Now, with summer well on its way, everything with fur has inevitably begun to moult. Medicine cupboards are brimming with antihistamines and eye drops and it can seem more like you are trying to earn a medical degree than take care of a pet.
However, there are a handful of hypoallergenic animals that can go a little easier on the sinuses.
.:. The Portuguese water dog has non-shedding qualities which has made it more popular in recent years. A common misconception is that fur causes an allergic reaction, however it has been proven that the shedding of dander (dead skin) is actually the main cause. Portuguese water dogs require so much grooming that their dander is washed away more frequently. It is an active breed with a robust coat and has also claimed fame as the White House canine, Bo Obama, is a Portuguese water dog.
.:. Sphynx cats, while not hypoallergenic per se, these are recommended by experts as better for allergy sufferers - simply because they don't deposit allergen-laden hair. However, it is actually a cat's saliva and skin secretions that cause the bulk of an allergic reaction.
.:. The standard poodle and bichon frise have long hair-growth cycles, which typically means both breeds will shed less. Their coats tend to be both tightly curled, and usually lacking in undercoat, a combination which tends to keep dander and dead hair from detaching and floating into the air.
.:. The Devon rex cat - so named because it was first spotted in 1960 living in Devon - has a short, rippling coat made of down fur. Because they have less fur, the Devon rex is not required to clean itself as frequently and therefore there is less saliva on its coat to cause a reaction.
.:. The American Labradoodle, a cross between a Labrador retriever and a poodle, is a popular low-allergen dog. Some experts urge a dog diet that is high in Omega 3 fatty acids to help cut down on allergens. This keeps a pet's skin hydrated, decreasing dander flaking.
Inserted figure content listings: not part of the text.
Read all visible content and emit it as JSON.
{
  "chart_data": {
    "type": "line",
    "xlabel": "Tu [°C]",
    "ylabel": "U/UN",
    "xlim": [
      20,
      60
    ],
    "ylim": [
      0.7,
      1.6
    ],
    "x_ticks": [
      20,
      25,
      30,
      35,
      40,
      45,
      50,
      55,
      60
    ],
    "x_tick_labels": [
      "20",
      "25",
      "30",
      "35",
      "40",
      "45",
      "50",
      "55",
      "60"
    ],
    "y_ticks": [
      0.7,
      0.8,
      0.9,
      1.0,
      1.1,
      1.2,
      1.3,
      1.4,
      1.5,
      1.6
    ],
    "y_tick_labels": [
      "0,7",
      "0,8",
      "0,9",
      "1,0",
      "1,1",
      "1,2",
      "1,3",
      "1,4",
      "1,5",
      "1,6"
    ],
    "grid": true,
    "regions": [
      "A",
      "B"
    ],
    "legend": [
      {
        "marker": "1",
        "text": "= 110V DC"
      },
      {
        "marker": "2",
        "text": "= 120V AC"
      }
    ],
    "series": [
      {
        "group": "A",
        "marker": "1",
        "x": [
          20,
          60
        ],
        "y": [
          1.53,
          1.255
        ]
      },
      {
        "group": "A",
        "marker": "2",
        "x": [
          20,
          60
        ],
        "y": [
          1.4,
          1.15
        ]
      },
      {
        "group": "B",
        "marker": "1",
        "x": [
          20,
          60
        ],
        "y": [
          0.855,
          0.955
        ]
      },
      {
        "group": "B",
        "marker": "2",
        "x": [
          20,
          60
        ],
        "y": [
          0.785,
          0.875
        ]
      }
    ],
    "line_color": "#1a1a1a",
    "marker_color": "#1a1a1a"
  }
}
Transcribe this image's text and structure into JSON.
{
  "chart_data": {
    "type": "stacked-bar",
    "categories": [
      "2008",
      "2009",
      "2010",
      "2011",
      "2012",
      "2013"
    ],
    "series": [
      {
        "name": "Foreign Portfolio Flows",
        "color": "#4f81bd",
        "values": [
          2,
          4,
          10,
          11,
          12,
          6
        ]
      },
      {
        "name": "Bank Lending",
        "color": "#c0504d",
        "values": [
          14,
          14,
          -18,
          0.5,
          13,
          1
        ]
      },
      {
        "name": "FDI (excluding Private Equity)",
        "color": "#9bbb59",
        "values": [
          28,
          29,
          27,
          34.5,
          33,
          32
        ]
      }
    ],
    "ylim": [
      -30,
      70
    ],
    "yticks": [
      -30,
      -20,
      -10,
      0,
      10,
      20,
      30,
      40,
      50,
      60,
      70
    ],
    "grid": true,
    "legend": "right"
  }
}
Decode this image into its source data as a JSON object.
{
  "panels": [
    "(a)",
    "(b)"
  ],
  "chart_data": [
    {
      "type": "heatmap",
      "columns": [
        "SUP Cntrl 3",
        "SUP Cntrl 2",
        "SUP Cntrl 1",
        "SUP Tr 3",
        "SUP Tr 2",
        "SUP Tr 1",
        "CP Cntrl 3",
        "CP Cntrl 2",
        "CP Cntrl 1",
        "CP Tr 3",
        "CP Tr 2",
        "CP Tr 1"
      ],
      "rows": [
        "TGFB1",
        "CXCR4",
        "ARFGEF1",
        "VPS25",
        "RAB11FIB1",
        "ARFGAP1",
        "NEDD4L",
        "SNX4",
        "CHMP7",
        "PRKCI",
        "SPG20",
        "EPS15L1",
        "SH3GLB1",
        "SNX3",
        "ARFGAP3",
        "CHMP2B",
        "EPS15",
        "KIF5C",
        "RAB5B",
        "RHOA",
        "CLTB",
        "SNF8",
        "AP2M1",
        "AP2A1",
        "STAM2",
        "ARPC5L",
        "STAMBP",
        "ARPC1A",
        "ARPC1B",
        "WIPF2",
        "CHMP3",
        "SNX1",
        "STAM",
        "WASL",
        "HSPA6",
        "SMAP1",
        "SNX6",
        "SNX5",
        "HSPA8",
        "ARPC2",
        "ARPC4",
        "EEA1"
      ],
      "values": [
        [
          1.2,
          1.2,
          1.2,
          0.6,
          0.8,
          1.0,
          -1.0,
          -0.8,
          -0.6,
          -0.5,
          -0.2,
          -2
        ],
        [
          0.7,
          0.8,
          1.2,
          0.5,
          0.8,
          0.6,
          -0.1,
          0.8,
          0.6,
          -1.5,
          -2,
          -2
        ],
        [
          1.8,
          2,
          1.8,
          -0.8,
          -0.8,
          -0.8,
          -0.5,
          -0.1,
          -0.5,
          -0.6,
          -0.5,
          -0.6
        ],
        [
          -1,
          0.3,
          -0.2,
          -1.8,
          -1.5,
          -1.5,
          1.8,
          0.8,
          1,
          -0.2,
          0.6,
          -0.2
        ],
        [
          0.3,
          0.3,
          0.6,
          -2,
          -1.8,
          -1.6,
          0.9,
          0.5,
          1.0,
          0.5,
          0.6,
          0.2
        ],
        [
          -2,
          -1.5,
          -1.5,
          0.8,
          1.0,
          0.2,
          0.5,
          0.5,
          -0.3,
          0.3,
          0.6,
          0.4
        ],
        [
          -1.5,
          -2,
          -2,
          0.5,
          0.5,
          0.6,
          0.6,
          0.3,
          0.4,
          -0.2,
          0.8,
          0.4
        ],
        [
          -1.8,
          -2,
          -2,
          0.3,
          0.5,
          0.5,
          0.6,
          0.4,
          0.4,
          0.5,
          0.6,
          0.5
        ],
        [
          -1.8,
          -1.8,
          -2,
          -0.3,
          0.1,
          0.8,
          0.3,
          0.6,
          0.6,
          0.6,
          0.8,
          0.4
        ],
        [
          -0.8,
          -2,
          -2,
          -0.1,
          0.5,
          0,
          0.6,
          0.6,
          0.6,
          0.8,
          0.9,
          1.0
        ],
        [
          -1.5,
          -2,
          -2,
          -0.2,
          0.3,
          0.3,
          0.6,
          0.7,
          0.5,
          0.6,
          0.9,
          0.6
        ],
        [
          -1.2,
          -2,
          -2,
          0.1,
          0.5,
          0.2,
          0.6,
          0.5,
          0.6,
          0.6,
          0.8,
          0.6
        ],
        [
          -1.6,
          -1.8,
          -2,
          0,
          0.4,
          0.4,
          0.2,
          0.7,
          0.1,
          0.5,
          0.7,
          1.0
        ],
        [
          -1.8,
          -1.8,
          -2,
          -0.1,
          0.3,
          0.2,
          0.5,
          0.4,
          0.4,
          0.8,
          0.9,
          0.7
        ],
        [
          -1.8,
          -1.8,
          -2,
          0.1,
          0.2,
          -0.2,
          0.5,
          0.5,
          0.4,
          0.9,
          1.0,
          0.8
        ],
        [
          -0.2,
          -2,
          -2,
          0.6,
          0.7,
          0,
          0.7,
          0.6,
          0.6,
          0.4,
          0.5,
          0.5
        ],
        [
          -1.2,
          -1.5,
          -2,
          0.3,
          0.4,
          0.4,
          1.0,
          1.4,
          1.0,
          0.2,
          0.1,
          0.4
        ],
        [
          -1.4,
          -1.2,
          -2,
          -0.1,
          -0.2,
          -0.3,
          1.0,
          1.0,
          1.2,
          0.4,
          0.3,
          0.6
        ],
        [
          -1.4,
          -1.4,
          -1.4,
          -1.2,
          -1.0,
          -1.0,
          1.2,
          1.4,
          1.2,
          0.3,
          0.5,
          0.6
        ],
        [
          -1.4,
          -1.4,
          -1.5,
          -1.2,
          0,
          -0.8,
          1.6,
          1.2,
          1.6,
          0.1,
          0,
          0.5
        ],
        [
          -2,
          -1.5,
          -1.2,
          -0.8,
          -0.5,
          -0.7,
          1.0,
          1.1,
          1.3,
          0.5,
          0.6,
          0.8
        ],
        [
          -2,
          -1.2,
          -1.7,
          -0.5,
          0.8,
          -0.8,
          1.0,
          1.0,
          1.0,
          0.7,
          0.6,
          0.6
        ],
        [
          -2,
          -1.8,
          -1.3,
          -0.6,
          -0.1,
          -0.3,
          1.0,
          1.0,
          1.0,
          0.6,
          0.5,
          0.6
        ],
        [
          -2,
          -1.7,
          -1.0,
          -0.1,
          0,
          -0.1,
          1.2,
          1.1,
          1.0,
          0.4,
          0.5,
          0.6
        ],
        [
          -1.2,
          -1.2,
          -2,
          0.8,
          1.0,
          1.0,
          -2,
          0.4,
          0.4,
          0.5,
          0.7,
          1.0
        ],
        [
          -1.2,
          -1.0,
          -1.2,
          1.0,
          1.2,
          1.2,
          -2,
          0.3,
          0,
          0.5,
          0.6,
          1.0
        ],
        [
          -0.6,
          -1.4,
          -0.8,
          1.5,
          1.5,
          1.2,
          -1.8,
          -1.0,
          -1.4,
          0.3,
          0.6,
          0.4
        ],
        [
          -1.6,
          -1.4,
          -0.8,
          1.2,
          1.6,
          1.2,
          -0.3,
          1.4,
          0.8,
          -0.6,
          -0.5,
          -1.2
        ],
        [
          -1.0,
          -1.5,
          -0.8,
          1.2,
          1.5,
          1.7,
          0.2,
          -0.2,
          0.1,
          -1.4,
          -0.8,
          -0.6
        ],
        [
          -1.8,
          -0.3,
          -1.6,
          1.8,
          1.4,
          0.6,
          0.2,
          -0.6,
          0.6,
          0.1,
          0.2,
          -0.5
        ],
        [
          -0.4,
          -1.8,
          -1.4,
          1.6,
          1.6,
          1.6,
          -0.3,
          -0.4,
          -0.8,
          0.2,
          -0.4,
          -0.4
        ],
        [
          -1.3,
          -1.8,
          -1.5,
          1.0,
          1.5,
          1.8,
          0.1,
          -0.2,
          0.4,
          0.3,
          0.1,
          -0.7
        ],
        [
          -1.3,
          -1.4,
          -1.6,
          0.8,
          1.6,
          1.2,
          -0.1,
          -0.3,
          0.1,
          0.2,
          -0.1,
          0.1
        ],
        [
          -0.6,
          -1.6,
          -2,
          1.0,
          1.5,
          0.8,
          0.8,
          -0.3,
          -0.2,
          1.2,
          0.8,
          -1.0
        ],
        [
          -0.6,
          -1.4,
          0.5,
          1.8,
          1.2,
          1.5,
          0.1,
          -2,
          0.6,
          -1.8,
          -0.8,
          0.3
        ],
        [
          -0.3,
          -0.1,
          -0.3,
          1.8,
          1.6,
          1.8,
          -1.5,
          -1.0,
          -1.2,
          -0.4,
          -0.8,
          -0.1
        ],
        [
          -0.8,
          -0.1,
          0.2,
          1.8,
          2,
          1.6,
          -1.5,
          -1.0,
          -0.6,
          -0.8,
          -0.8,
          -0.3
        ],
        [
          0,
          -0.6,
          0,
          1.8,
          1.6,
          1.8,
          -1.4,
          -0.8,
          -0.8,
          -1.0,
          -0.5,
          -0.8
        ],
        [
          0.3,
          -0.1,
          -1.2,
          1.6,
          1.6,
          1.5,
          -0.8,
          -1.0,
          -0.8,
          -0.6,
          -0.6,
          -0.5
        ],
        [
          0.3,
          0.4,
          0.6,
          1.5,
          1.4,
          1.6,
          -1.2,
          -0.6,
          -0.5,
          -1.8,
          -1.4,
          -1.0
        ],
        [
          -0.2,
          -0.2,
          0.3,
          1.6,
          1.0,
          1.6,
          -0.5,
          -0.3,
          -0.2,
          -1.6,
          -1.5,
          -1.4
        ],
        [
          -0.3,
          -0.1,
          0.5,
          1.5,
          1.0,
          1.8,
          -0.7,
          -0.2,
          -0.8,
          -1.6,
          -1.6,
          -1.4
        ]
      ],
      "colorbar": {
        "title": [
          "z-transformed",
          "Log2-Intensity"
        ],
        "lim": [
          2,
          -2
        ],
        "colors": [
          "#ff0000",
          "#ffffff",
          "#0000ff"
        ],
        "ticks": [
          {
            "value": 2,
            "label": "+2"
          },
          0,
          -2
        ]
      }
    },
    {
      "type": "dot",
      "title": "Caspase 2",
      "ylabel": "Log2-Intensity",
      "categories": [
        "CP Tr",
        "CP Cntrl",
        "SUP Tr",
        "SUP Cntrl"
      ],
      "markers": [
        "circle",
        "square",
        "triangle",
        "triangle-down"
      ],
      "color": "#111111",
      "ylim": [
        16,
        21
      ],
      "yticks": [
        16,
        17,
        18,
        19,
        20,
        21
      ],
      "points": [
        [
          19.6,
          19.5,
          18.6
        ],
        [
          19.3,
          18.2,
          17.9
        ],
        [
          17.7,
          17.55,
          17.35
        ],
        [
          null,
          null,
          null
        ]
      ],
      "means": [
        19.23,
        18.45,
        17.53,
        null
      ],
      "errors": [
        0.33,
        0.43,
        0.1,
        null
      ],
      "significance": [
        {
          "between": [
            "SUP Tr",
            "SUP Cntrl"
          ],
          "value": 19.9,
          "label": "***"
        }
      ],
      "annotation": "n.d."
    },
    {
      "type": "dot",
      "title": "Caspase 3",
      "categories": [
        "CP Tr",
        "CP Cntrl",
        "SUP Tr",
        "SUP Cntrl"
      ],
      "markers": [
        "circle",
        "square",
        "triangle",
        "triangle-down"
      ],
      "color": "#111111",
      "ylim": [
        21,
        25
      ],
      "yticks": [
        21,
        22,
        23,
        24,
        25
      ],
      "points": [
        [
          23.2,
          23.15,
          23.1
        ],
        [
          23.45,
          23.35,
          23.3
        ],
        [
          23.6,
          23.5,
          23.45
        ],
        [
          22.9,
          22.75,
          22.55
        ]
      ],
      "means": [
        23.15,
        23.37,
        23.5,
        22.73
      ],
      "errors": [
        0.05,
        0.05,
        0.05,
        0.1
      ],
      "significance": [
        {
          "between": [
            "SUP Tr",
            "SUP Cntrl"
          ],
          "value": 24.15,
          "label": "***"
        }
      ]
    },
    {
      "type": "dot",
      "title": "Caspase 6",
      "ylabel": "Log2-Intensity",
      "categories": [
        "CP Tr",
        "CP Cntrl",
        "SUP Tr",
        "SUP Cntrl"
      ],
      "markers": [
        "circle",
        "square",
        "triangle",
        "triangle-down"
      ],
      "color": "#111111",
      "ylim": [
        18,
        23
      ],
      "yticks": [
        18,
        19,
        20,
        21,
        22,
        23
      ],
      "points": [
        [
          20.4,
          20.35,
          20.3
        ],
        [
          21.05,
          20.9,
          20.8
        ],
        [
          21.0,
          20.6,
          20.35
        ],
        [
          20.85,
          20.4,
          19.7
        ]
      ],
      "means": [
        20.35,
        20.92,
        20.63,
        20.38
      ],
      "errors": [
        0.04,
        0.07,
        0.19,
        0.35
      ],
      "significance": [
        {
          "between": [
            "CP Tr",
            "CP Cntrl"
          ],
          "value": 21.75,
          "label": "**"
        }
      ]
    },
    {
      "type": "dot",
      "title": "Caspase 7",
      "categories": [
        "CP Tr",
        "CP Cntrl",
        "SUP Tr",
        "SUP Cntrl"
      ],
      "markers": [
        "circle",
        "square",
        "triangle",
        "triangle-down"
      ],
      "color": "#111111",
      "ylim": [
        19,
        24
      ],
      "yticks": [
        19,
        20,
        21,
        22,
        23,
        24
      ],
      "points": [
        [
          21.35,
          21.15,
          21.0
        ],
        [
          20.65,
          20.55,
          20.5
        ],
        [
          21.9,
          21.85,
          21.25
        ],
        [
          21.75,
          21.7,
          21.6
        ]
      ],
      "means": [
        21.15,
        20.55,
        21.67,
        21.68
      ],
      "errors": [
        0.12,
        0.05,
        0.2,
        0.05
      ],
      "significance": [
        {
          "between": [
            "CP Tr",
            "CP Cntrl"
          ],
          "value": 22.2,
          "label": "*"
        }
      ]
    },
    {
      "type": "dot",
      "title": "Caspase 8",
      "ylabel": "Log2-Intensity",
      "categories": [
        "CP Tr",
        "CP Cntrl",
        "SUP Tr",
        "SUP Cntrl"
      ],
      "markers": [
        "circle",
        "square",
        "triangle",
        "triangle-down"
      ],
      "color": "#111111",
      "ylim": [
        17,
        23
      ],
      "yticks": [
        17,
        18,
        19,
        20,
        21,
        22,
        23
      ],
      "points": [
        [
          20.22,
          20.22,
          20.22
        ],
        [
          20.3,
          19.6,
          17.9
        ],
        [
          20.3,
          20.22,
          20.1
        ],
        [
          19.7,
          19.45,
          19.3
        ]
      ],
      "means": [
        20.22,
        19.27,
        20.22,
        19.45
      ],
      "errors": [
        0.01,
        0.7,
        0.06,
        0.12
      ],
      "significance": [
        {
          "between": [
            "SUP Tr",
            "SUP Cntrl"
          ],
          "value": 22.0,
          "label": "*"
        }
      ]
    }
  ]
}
.:. Syrian hamsters, the most common pet hamster, are an excellent choice simply because they are generally confined to a small living space and thus do not have constant interaction with the home environment. The same applies to other rodents, such as gerbils, guinea pigs, mice and rats.
.:. Leopard geckos make excellent pets for people with allergies simply because they are hairless and relatively low maintenance. It is extremely uncommon for a person to be allergic to lizards. Leopard geckos in particular are considered extremely easy pets because they are small and have minimal care requirements.
.:. Goldfish are perhaps the only truly hypoallergenic pet. Surely something maintained in a watery enclosure will be as allergen-free as can be?
Of course some animal lovers are determined to have a loyal cat or dog as a companion, in spite of allergies. It is possible to learn to cope with such an affliction in a healthy way, provided you consult your GP to arrange a proper course of medication. It is also advisable to invest in an air purifier, keep certain areas of your home pet-free and clean your living space frequently.
After all, there is nothing quite like having a furry friend by your side as a welcome addition to the family, and it is well worth the odd sniffle.